McLaren have enjoyed excellent engine and gearbox reliability in recent years - Lewis Hamilton suffered their last gearbox failure at the 2010 Hungarian Grand Prix, and Heikki Kovalainen endured their last engine failure at the 2008 Chinese round - and the team believe much of this can be attributed to their long-standing relationship with Mobil 1.
“Formula One teams have to be good at everything,” says Neale. “They simultaneously have to be experts in operational strategy, manufacturing processes, tyre technology, oils, fuels, carbon fibre, machined metals, you name it. It’s not possible to have that without longevity.
“Mobil 1 have phenomenal resources. They have kept all of their research and development programmes in house, so they have all the tribologists, who are the guys that work on the oil and lubricants. They really are some of the unsung heroes of F1. Your manufacturing people, people in the research labs and tribologists are vital and it’s a great thing to recognise some of the hard work that they’ve done. It’s good to shine a bit of light on the working of a car.”
At 17 years and counting, McLaren’s alliance with Mobil 1 is already one of the longest between a team and oil company in F1. And with a new, five-year contract signed at the start of the year, the relationship is clearly going from strength to strength.
It’s a relationship that could become even more valuable to McLaren in the future as Formula One prepares to move to a new, more efficient engine formula - a move that should allow them to utilise past as well as future developments in fuel and lubricant technology.

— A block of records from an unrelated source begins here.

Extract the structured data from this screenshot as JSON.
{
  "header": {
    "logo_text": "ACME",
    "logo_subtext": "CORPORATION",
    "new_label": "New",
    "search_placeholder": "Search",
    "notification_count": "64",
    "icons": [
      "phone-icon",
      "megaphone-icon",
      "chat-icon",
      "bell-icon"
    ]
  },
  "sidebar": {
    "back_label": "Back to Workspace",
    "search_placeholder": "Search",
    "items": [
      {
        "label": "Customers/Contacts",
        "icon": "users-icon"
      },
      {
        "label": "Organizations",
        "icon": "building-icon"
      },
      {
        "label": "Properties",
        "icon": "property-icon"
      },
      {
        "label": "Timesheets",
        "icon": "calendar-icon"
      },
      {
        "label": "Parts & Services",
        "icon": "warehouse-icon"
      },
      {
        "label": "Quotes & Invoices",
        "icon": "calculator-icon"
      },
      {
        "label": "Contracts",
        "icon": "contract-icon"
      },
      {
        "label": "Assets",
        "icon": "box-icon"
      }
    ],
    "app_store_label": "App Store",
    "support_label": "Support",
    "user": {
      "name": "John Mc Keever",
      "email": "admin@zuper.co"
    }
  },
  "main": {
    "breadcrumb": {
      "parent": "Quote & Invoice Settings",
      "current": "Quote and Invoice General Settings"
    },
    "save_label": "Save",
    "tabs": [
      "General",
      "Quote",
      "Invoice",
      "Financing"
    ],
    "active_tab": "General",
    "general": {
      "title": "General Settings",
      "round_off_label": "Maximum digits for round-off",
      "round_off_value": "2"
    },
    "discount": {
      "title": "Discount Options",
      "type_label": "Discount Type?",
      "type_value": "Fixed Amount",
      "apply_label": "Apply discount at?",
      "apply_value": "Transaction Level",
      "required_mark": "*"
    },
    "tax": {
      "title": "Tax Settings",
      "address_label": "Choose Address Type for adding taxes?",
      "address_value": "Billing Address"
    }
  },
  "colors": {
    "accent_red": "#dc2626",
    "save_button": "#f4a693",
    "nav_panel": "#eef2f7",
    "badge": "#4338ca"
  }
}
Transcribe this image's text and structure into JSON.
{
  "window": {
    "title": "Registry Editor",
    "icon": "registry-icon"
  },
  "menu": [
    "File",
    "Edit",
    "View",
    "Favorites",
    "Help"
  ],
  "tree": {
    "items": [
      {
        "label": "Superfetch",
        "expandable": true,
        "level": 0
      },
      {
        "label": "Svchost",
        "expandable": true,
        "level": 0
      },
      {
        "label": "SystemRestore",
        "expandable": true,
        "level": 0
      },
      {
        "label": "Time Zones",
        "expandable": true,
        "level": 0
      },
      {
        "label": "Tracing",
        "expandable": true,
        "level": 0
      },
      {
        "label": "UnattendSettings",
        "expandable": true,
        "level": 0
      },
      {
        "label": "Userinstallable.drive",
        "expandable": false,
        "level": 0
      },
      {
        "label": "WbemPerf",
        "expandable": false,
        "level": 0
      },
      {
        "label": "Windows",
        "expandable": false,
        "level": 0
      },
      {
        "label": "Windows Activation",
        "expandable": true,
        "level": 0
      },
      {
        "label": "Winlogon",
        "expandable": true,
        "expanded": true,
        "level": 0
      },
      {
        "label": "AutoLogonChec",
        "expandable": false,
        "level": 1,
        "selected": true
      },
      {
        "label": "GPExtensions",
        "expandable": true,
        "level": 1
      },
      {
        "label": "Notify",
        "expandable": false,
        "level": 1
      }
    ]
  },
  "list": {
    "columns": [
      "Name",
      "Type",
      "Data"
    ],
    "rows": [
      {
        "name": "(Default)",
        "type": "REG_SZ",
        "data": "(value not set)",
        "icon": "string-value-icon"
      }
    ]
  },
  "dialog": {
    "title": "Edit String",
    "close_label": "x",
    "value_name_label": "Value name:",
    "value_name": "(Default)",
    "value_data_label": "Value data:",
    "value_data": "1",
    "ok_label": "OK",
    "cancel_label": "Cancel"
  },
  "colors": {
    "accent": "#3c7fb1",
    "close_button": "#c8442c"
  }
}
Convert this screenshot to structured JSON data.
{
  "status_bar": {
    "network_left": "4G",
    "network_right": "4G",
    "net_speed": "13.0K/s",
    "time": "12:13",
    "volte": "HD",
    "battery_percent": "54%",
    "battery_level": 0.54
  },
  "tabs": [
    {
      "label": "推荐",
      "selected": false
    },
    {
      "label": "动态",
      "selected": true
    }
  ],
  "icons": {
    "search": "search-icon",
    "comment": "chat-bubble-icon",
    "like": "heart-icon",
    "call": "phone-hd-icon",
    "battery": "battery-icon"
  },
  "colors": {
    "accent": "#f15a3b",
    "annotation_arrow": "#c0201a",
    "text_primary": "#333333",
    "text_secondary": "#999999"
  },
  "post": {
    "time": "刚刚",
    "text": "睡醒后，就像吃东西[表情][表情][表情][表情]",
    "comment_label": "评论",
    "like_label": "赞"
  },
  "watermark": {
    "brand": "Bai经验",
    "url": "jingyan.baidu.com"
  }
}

“If I look at the change over the last three years, then there’s no doubt in my mind that rate of change will be just as intense in five years’ time,” concludes Neale. “As we look towards 2014, with the sport - correctly in my view - moving to being more energy conscious and a V6 engine, it offers us the next real step to getting alongside the engine manufacturers to look into the chemistry within the oil and the fuel and also the chemistry of the metal in the engine.
“We are working to a homologated engine, but there’s an awful lot more that we’ve learnt that we haven’t been able yet to deploy, and we look forward to doing that when we have the next engine with Mercedes.”